Book: Mark O’Donnell &Thomas Meehan
Music: Marc Shaiman
Lyrics: Scott Wittman &Marc Shaiman
Director: Jack O’Brien
Reviewer: Helen Patrick
Based on John Waters’ cult 80s film starring Ricky Lake and the late Divine, Hairspray is the ultimate feel good, foot tapping, cheesy grin inducing musical that will guarantee to have you on your feet dancing in the aisles by the end of the show.
Set in Baltimore during the late 1950s and early 60s, Hairspray follows the dreams of Tracy Turnblad, a larger than life teenager who dreams of nothing more than being a regular dancer on the legendary Corny Collin’s dance show on TV, but Hairspray isn’t scared of tackling some big themes, racial segregation being the biggest, with a message that rings strong throughout. Don’t be ashamed of who you are or what you want to become, that everyone is equal and should be treated the same.
Wittman &Shaiman (the same team behind the songs in TV’s Smash) have created a musical full of catchy songs and power ballads, from the opening number ‘Good Morning Baltimore’ to the show stopping ‘I Know Were I’ve Been’ beautifully delivered by Sandra Marvin as Motormouth Maybelle in a performance that gained its own standing ovation during the production, there really is something for everyone in this show.
Freya Sutton making her professional debut in the title rôle of Tracy Turnblad is a revelation, she carries the show with her larger than life personality and incredible stage presence and with powerhouse lungs to match, what really is there to dislike? Playing in front of a home crowd is always going to be special and for Marcus Collins (Seaweed) this was his night, he manages to captivate the crowd with sizzling shimmy’s and velvety vocals.
Following in the footsteps of Michael Ball, Brian Connelly and Phil Jupitus is no easy feat but TV personality Mark Benton fills the larger than life character of Edna Turnblad with aplomb, he gives the character a much needed roundness and believability and plays the laughs with excellent comic timing. Strong support is also given from Lucy Benjamin and Gemma Sutton as mother and daughter team Velma and Amber Von Tussle while Lauren Hood manages to steal most scenes she delivers with a fantastic portrayal of Penny Pingleton.
The ensemble are drilled to musical and chorographical excellence and deliver performances that would make even the fittest of performers sweat just by watching them.
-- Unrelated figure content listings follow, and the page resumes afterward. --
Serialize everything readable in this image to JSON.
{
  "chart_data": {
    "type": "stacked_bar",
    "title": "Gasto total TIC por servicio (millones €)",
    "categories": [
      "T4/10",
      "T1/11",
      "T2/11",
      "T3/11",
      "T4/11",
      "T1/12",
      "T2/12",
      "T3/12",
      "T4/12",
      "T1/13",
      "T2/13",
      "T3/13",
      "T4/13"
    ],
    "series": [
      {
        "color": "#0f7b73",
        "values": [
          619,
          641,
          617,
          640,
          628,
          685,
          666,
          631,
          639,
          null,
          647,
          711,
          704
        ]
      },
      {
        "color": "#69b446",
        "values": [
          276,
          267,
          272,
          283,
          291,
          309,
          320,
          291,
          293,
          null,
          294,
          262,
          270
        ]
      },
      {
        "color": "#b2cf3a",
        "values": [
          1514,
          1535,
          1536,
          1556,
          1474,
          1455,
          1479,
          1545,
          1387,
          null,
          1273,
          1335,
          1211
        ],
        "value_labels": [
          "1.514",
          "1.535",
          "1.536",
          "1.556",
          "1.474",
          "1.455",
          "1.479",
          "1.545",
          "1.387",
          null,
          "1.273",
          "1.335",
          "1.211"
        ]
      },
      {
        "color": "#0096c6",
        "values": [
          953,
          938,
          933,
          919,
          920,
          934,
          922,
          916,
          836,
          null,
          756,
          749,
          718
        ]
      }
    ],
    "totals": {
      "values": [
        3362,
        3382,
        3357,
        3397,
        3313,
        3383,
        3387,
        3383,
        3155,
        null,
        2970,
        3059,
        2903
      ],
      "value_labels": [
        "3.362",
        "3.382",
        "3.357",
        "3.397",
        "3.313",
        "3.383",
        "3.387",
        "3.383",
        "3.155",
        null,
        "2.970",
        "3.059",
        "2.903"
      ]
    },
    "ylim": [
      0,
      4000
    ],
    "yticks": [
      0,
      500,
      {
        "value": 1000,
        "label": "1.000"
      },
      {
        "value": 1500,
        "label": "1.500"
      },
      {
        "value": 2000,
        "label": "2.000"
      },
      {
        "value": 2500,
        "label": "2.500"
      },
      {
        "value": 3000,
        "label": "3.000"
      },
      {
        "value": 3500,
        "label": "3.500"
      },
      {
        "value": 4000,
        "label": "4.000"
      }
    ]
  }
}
Jack O’Brien’s direction combined with Jerry Mitchell’s fun choreography means Hairspray never lacks pace or precision, if one was to pick fault with the production it would be that some of the rôles are played a little over the top, whichoccasionallyjars against the rest of the production.
However little niggles aside, Hairspray once again proves that the regions can have the best on their doorsteps and you don’t have to pay in excess of £100 a ticket to have a sensational night out at the theatre.